-BO- wrote:
The problem with your logic is that the schedules are imbalanced when comparing teams in different divisions. Except within the division where each division team has 14 common opponents in 16 games. Only two different teams, pretty damn close to equal. So you've got all teams within a division playing basically the same schedule and the best team gets to host a playoff game.
And so in the NFC West in 2010 or the AFC West in 2011, all these common opponents failed to produce a team better than 8-8. Yet, according to your logic, they "deserve" to host a team that had a far better W-L but had the misfortune of having one of the NFL's strongest teams in their own division.
I'm aware that schedules, in all sports, are unequal. But the better team should have the playoff advantage, and the best way of determining that would be the regular-season record, perhaps with a tiebreaker indicative of schedule strength.
-BO- wrote:
You're trying to rank apples and oranges on the same scale and it just won't work. Understanding exactly how the nfl schedule is constructed makes understanding this concept much easier.

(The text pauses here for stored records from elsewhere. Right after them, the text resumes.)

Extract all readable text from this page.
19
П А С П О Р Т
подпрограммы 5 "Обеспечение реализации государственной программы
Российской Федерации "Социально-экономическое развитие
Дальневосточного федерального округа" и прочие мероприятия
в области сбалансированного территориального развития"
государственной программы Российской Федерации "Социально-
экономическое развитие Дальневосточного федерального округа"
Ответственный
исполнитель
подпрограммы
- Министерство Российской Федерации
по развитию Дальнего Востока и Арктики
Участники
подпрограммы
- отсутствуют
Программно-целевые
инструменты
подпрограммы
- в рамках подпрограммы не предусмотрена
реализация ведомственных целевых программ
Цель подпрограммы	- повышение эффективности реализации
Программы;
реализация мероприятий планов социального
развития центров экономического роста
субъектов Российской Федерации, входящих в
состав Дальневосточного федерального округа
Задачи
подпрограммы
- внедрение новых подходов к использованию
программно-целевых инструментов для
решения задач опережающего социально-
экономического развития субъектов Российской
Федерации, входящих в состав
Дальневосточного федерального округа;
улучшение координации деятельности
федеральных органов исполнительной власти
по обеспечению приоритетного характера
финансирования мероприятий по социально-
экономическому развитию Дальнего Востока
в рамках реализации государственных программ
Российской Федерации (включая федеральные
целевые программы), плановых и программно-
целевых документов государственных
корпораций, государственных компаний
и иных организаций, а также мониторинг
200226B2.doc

No, I'm ranking football games with football games. It should work just fine.
As for the schedule strength of the Seahawks (124-132) vs. the Saints (120-136), I'm frankly surprised, but the records are very similar. If you exclude the Seahawks from their opponents records and exclude the Saints from their oppenents records, the oppenents would then be an identical 115-125. But the Saints still won four more games, most likely due to being a better team and should, in my opinion, have stayed home against the Seahawks.